The way to obtain the potion is as follows:

• Direct purchase: Purchasing one bottle of the $i$th type of red version potion costs $a_i$ gold coins;
• Blending and Synthesis: If you already possess the red versions of the $b_i$th and $c_i$th potions, you can consume one bottle of each to blend and obtain the blue version of the $i$th potion. The blending process itself does not cost additional gold coins (as long as both raw materials are present).

Timothy doesn't care about the color, and only requires that he ultimately has at least one form (red or blue) of each of the $1\sim n$ potions. Please calculate the minimum total number of gold coins he needs to pay.

Input

Input an integer $n(1\leqslant n\leqslant 10^5)$ in the first line, representing the number of types of potions.

Input $n$ integers $a_1, a_2, a_3, \cdots, a_n (1 \leqslant a_i \leqslant 10^4)$ in the second line, representing the prices of directly purchasing one bottle of the $i$th type of red potion in sequence.
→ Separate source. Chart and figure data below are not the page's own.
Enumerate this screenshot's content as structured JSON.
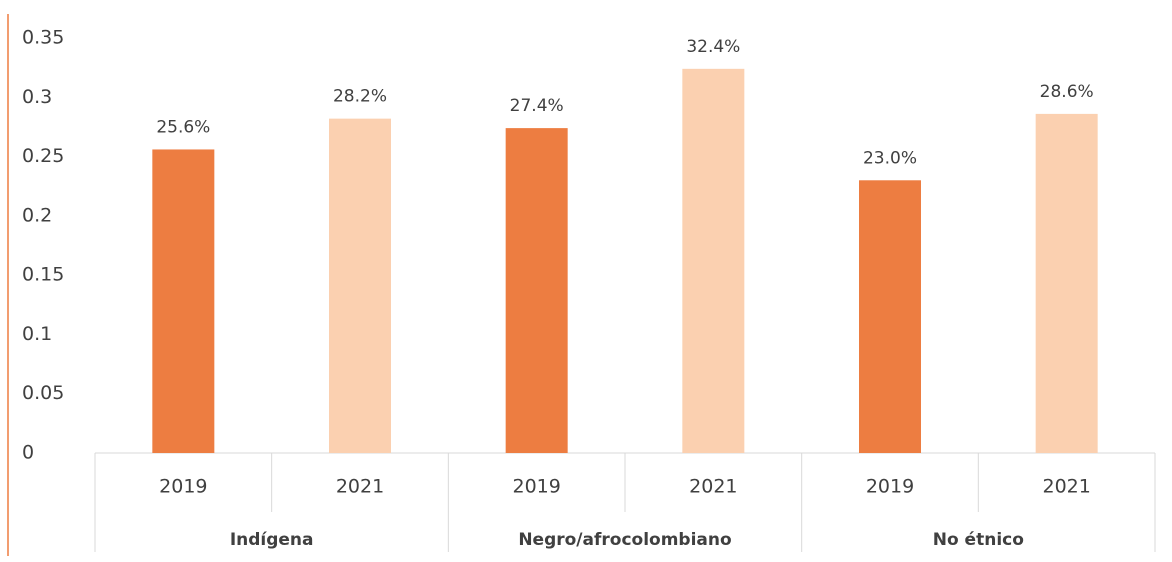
{
  "chart_data": {
    "type": "bar",
    "categories": [
      "2019",
      "2021",
      "2019",
      "2021",
      "2019",
      "2021"
    ],
    "groups": [
      "Indígena",
      "Negro/afrocolombiano",
      "No étnico"
    ],
    "values": [
      0.256,
      0.282,
      0.274,
      0.324,
      0.23,
      0.286
    ],
    "value_labels": [
      "25.6%",
      "28.2%",
      "27.4%",
      "32.4%",
      "23.0%",
      "28.6%"
    ],
    "colors": [
      "#ed7d41",
      "#fbd0b0",
      "#ed7d41",
      "#fbd0b0",
      "#ed7d41",
      "#fbd0b0"
    ],
    "ylim": [
      0,
      0.35
    ],
    "yticks": [
      0,
      0.05,
      0.1,
      0.15,
      0.2,
      0.25,
      0.3,
      0.35
    ],
    "grid": false
  }
}
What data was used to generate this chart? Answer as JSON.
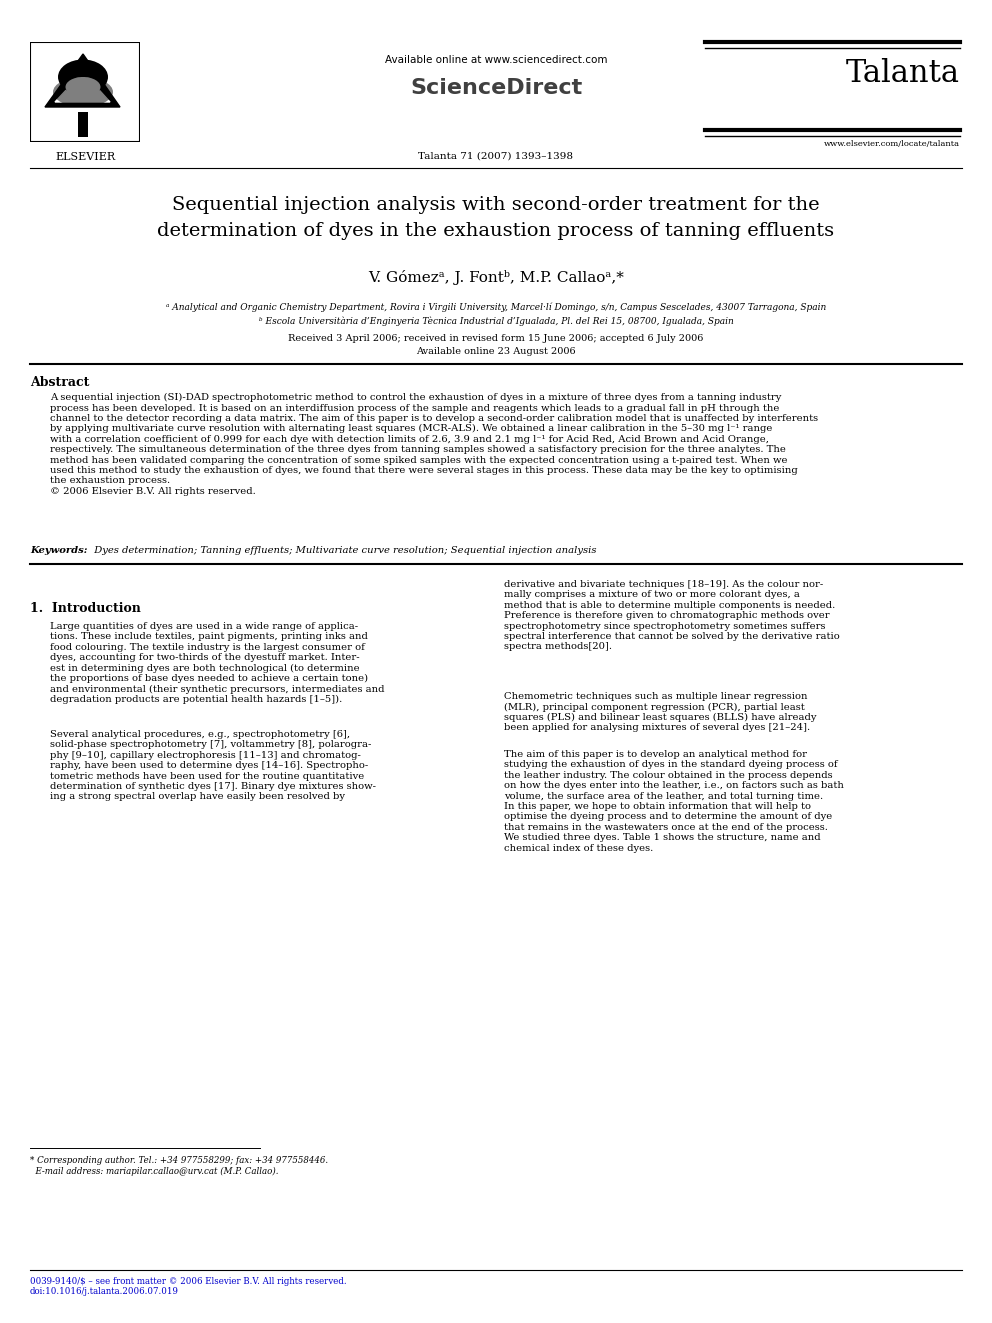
{
  "bg_color": "#ffffff",
  "page_width": 9.92,
  "page_height": 13.23,
  "top_bar_color": "#000000",
  "title_line1": "Sequential injection analysis with second-order treatment for the",
  "title_line2": "determination of dyes in the exhaustion process of tanning effluents",
  "authors": "V. Gómezᵃ, J. Fontᵇ, M.P. Callaoᵃ,*",
  "affil_a": "ᵃ Analytical and Organic Chemistry Department, Rovira i Virgili University, Marcel·lí Domingo, s/n, Campus Sescelades, 43007 Tarragona, Spain",
  "affil_b": "ᵇ Escola Universitària d’Enginyeria Tècnica Industrial d’Igualada, Pl. del Rei 15, 08700, Igualada, Spain",
  "received": "Received 3 April 2006; received in revised form 15 June 2006; accepted 6 July 2006",
  "available_online_date": "Available online 23 August 2006",
  "available_online_header": "Available online at www.sciencedirect.com",
  "sciencedirect": "ScienceDirect",
  "journal_name": "Talanta",
  "journal_info": "Talanta 71 (2007) 1393–1398",
  "journal_url": "www.elsevier.com/locate/talanta",
  "elsevier": "ELSEVIER",
  "abstract_title": "Abstract",
  "abstract_body": "A sequential injection (SI)-DAD spectrophotometric method to control the exhaustion of dyes in a mixture of three dyes from a tanning industry process has been developed. It is based on an interdiffusion process of the sample and reagents which leads to a gradual fall in pH through the channel to the detector recording a data matrix. The aim of this paper is to develop a second-order calibration model that is unaffected by interferents by applying multivariate curve resolution with alternating least squares (MCR-ALS). We obtained a linear calibration in the 5–30 mg l⁻¹ range with a correlation coefficient of 0.999 for each dye with detection limits of 2.6, 3.9 and 2.1 mg l⁻¹ for Acid Red, Acid Brown and Acid Orange, respectively. The simultaneous determination of the three dyes from tanning samples showed a satisfactory precision for the three analytes. The method has been validated comparing the concentration of some spiked samples with the expected concentration using a t-paired test. When we used this method to study the exhaustion of dyes, we found that there were several stages in this process. These data may be the key to optimising the exhaustion process.\n© 2006 Elsevier B.V. All rights reserved.",
  "keywords_label": "Keywords:",
  "keywords_body": "  Dyes determination; Tanning effluents; Multivariate curve resolution; Sequential injection analysis",
  "intro_heading": "1.  Introduction",
  "intro_col1_p1": "Large quantities of dyes are used in a wide range of applica-\ntions. These include textiles, paint pigments, printing inks and\nfood colouring. The textile industry is the largest consumer of\ndyes, accounting for two-thirds of the dyestuff market. Inter-\nest in determining dyes are both technological (to determine\nthe proportions of base dyes needed to achieve a certain tone)\nand environmental (their synthetic precursors, intermediates and\ndegradation products are potential health hazards [1–5]).",
  "intro_col1_p2": "Several analytical procedures, e.g., spectrophotometry [6],\nsolid-phase spectrophotometry [7], voltammetry [8], polarogra-\nphy [9–10], capillary electrophoresis [11–13] and chromatog-\nraphy, have been used to determine dyes [14–16]. Spectropho-\ntometric methods have been used for the routine quantitative\ndetermination of synthetic dyes [17]. Binary dye mixtures show-\ning a strong spectral overlap have easily been resolved by",
  "intro_col2_p1": "derivative and bivariate techniques [18–19]. As the colour nor-\nmally comprises a mixture of two or more colorant dyes, a\nmethod that is able to determine multiple components is needed.\nPreference is therefore given to chromatographic methods over\nspectrophotometry since spectrophotometry sometimes suffers\nspectral interference that cannot be solved by the derivative ratio\nspectra methods[20].",
  "intro_col2_p2": "Chemometric techniques such as multiple linear regression\n(MLR), principal component regression (PCR), partial least\nsquares (PLS) and bilinear least squares (BLLS) have already\nbeen applied for analysing mixtures of several dyes [21–24].",
  "intro_col2_p3": "The aim of this paper is to develop an analytical method for\nstudying the exhaustion of dyes in the standard dyeing process of\nthe leather industry. The colour obtained in the process depends\non how the dyes enter into the leather, i.e., on factors such as bath\nvolume, the surface area of the leather, and total turning time.\nIn this paper, we hope to obtain information that will help to\noptimise the dyeing process and to determine the amount of dye\nthat remains in the wastewaters once at the end of the process.\nWe studied three dyes. Table 1 shows the structure, name and\nchemical index of these dyes.",
  "footnote": "* Corresponding author. Tel.: +34 977558299; fax: +34 977558446.\n  E-mail address: mariapilar.callao@urv.cat (M.P. Callao).",
  "footer": "0039-9140/$ – see front matter © 2006 Elsevier B.V. All rights reserved.\ndoi:10.1016/j.talanta.2006.07.019",
  "link_color": "#0000cc"
}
Next, there are $n$ lines, and the $i$th line contains two integers $b_i,c_i(1\leqslant b_i,c_i\leqslant n)$ representing the IDs of the two red potions required to synthesize the $i$th type of blue potion.

Output

Output an integer representing the minimum number of gold coins required to obtain $n$ different potions.

Samples

5
2 4 10 1 3
2 3
4 5
1 2
2 5
1 4

16

An optimal solution:

• Purchase the $1st, 2nd, 4th, 5th$ red potions directly, costing $2+4+1+3=10$;
• Use $1$ red $2$ to prepare the $3$rd blue potion, costing $2+4=6$;

The final cost is $10+6=16$, satisfying the requirement of having different potions from $1\sim 5$.